Mrs. Gano had some ado to recover her rigid attitude of respect for those in authority over her grandchild; but she relaxed the upward tension of her eyebrows and was studying Val straight through her spectacles.

"You can learn manners at home. Miss Beach is quite competent to teach Emmie spelling and you dancing and calisthenics, and her manners are not your business. It is only the young people who are quite perfect themselves who can waste time criticising their elders."

"Yes'm," answered Val, meekly. She was surprised that her crowning misdeed and public disgrace were taken so calmly. "Please, who's going to tell my father I'm expelled?"

"Nobody is to tell him anything of the sort!" she fired up. "Now that things have come to this pass I must try to make you understand. We can't go on like this. What you have done to-day would disgrace a street urchin; and yet you are old enough to be a comfort to your father."

Val fidgeted miserably.

"You have given us more trouble than all the other children of the family put together; and yet I have discovered there is a kind of reasonableness in you when it's deliberately appealed to."

Val looked up quickly. She felt there was a new note in these remarks.

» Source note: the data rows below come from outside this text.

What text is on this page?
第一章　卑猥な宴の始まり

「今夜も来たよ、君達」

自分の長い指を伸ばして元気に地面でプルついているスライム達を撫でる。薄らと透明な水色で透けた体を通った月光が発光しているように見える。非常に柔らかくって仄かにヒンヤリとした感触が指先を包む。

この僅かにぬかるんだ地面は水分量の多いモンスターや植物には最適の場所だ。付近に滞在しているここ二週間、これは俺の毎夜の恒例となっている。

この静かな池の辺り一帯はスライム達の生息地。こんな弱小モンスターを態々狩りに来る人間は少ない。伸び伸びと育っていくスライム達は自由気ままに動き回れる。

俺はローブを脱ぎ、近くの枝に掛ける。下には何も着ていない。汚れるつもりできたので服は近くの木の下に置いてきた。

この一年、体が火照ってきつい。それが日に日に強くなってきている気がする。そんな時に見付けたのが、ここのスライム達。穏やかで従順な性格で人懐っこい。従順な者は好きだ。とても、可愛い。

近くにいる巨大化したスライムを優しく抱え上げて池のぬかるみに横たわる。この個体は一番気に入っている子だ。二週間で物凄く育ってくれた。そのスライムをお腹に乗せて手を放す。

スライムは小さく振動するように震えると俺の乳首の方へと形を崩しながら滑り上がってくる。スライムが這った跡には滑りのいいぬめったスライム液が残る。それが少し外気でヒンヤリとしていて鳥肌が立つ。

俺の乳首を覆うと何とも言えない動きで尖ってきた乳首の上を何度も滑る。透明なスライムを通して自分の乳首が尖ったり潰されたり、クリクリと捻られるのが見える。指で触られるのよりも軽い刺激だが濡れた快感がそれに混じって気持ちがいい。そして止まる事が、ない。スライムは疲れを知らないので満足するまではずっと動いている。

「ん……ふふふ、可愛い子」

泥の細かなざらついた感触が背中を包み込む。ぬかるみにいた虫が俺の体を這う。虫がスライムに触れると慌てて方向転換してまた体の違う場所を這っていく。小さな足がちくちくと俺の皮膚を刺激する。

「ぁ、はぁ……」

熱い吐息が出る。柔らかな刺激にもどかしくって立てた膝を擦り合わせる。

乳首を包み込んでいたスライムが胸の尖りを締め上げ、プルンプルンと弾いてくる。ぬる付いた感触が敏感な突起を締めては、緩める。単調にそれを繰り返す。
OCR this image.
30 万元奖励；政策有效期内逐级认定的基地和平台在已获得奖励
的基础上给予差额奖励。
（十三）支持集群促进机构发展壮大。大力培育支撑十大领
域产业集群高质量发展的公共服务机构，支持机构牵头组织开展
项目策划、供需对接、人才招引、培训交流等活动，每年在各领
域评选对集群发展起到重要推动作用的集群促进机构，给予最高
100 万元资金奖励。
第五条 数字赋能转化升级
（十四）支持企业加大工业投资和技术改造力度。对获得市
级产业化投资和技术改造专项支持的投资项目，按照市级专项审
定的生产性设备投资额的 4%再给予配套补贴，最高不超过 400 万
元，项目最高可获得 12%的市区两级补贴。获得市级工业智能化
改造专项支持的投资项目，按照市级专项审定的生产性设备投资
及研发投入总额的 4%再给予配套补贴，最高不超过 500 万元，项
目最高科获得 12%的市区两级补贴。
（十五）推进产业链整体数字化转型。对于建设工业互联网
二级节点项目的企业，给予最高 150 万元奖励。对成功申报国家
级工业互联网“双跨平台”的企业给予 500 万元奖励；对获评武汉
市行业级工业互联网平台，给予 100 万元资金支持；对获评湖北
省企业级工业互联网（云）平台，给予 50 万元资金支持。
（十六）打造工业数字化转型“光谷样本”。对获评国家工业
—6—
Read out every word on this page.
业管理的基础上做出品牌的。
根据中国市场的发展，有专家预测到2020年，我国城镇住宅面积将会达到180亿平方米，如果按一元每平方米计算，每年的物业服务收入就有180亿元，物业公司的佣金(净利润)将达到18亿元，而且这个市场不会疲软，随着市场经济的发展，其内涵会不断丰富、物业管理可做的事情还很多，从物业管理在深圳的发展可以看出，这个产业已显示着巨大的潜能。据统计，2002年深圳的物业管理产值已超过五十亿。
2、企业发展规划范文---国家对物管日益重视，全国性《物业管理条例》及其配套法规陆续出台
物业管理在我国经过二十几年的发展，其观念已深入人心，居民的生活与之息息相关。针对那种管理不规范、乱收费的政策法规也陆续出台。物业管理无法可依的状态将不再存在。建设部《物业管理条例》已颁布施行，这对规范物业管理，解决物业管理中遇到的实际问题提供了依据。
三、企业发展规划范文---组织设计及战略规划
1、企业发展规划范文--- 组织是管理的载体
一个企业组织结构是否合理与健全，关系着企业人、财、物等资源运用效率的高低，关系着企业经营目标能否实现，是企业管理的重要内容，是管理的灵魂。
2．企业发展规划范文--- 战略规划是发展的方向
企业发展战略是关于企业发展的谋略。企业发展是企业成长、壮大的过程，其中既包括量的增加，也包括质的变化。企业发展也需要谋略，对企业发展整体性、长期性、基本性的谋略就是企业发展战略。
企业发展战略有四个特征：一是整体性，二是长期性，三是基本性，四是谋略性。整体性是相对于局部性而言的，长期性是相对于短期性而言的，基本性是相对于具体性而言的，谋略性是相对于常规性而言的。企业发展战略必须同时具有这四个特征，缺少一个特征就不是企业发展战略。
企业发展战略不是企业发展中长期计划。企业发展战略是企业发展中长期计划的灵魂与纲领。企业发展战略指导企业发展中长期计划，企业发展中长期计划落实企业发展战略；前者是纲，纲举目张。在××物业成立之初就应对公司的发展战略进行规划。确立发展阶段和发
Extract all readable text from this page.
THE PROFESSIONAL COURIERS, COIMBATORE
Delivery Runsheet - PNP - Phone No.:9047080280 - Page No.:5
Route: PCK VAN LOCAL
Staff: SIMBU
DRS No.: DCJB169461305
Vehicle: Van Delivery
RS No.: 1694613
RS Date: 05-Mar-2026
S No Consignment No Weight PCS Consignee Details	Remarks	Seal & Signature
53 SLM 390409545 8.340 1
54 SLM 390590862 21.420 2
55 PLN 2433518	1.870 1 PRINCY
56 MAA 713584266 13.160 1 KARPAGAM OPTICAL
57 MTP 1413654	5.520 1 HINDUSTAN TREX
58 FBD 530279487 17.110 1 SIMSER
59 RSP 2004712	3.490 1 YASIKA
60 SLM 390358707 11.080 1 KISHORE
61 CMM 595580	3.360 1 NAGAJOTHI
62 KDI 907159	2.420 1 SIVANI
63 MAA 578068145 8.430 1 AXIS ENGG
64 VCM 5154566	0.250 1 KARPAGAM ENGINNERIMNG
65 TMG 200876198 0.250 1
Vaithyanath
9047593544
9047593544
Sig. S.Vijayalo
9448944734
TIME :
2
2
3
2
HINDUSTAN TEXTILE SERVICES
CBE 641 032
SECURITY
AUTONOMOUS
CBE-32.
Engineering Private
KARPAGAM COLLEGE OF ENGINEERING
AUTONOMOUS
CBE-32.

"I should be very sorry to go to your father with this miserable story; he has enough to trouble him, and he is ill; he does not get better." She had laid convulsive hold on the red-padded arms of the great rocking-chair, and the purple veins started up on the long hands. "I sometimes think—I sometimes think he gets worse." Her voice had sunk very low. There was a look in the waxen features that made the girl's heart grow chill. "I have noticed your impulse to be considerate towards your father, to spare him the knowledge of your antics. I have been glad you had this instinct. You will be glad when you are older—when you are alone."

There was a long silence. Neither looked at the other. Presently, with lowered eyes, Val came closer, and on a sudden impulse, kneeling, she laid her cheek on the long left hand that still clutched the chair-arm.